Reference: W. Balmant, M. H. Sugai-Guérios, J. H. Coradin, N. Krieger, A. Furigo Junior, and D. A. Mitchell, "A Model for Growth of a Single Fungal Hypha Based on Well-Mixed Tanks in Series: Simulation of Nutrient and Vesicle Transport in Aerial Reproductive Hyphae", PLoS One, vol. 10, no. 3, p. e0120307, Mar. 2015. (https://dx.doi.org/10.1371/journal.pone.0120307)

Fig 2. Description of a non-septate reproductive hypha as a series of well-mixed tanks.

Phenomena are denoted by capital letters: (i) Nutrient is provided by the vegetative hypha (tank 0) at the base of the reproductive hypha (tanks 1 to n) and moves towards the tip (tank n) by diffusion between the tanks and convective flow of the cytoplasm. This convective flow is due to evaporation at the hyphal tip; (ii) In the vesicle-producing zone (tanks i+1 to n-1), nutrient is used to produce vesicles containing cell wall precursors; (iii) The vesicles move towards the tip with a fixed velocity (i.e. there is no diffusive contribution to their transport) that can be different from that of the cytoplasm; (iv) The tip (tank n) extends due to the absorption of vesicles.

main is the simplified model implementation in which the simulation begins with N reactors (N > Nv) and the tip-tank reactor extends indefinitely until the defined time span tspan

mainWithEvent.m is the simplified model implementation in which the simulation begins with N reactors (N > Nv) and the simulation ends on time t in which the tip-tank reactor reaches twice its initial length.
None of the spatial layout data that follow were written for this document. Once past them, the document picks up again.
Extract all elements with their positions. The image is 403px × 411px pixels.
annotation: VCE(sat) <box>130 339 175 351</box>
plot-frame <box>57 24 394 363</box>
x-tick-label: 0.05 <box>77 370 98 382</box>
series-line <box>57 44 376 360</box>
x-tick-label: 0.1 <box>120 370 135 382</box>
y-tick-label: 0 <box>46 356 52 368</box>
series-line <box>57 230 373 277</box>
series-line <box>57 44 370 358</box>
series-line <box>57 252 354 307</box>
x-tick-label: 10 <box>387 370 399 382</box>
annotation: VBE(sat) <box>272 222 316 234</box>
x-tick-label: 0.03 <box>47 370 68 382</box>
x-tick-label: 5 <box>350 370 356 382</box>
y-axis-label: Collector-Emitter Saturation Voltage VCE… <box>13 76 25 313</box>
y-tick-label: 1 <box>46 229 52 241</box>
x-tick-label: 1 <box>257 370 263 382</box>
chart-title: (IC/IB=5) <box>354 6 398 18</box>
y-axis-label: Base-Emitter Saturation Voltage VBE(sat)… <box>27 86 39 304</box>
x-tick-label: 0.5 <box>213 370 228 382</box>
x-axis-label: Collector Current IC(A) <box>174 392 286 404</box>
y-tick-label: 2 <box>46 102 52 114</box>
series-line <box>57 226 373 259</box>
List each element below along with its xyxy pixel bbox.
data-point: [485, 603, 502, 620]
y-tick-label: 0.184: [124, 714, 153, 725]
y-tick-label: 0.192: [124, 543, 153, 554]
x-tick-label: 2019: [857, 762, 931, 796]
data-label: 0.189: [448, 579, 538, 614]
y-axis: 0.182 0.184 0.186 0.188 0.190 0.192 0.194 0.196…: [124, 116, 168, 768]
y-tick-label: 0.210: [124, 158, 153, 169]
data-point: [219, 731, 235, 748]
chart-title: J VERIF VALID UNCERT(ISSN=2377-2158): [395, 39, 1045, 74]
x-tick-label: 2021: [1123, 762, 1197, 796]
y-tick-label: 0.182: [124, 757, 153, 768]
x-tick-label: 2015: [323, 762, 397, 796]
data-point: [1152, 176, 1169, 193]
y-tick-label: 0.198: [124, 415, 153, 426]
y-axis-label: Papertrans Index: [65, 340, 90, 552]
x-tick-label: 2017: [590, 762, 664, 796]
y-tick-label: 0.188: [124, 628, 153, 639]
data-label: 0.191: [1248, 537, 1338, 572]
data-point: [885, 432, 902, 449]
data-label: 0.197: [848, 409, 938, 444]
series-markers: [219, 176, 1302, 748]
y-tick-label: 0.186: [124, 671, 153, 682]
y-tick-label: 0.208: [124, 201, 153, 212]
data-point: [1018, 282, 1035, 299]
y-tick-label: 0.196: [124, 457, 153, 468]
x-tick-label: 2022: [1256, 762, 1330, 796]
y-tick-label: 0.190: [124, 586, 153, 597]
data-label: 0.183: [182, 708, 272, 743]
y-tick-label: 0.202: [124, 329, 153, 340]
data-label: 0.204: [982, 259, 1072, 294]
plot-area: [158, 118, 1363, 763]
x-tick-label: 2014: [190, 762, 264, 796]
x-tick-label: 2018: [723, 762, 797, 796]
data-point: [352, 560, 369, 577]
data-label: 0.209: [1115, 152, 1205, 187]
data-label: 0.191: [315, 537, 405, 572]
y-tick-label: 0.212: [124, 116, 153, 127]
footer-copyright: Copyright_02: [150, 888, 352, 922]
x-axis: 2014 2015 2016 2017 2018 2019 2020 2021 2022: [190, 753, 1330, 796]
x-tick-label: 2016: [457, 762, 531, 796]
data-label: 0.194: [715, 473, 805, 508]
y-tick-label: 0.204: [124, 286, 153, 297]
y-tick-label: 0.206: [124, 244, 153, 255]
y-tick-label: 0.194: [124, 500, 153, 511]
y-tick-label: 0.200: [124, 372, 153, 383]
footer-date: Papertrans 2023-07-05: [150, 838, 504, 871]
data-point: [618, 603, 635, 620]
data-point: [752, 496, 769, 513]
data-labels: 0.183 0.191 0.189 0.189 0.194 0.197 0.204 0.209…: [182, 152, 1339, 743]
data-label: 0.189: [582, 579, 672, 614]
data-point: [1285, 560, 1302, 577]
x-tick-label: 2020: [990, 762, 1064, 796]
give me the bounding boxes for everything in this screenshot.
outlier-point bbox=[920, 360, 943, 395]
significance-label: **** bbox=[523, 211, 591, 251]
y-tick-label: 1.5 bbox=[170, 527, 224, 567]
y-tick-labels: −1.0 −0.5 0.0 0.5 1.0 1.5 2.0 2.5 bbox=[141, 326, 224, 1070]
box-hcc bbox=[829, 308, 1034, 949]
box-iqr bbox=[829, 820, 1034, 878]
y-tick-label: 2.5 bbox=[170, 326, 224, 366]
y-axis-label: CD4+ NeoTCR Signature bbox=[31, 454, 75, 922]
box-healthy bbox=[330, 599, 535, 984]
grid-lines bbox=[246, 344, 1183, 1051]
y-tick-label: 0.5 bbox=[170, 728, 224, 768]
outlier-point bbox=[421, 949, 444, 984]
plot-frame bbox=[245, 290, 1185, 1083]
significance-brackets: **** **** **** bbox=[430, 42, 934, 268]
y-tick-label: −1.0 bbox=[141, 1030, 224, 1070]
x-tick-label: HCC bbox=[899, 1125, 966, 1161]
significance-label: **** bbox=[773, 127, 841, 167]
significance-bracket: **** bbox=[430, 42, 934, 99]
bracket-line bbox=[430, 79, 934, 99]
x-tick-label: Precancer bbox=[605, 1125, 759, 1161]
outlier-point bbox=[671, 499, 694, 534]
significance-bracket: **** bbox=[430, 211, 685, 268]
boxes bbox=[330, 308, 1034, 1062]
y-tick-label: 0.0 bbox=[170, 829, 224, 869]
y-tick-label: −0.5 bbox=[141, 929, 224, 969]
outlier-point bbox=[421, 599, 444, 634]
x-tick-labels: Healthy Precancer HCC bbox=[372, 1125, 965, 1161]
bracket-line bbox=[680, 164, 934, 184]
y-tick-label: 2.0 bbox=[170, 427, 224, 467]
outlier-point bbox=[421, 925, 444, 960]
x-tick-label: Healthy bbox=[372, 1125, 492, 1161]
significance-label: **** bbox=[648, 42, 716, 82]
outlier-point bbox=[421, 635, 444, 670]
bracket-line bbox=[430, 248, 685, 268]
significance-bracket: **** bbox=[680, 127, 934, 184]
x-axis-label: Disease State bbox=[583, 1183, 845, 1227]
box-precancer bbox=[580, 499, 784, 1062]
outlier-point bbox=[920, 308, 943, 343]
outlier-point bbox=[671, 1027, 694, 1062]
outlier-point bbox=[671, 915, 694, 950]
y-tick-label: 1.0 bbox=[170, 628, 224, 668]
mainWithEventAndLoop.m is the complete model implementation. N can be any positive integer and the simulation runs until the maximum number of reactors NMax (defined in row 19 as input parameter) is reached.

HyphalTanks.m comprises the system of Ordinary Differential Equations (ODEs) to be solved. The number of ODEs per loop depends on the number of reactors. The number of ODEs to solve at any given N is 2*N+1.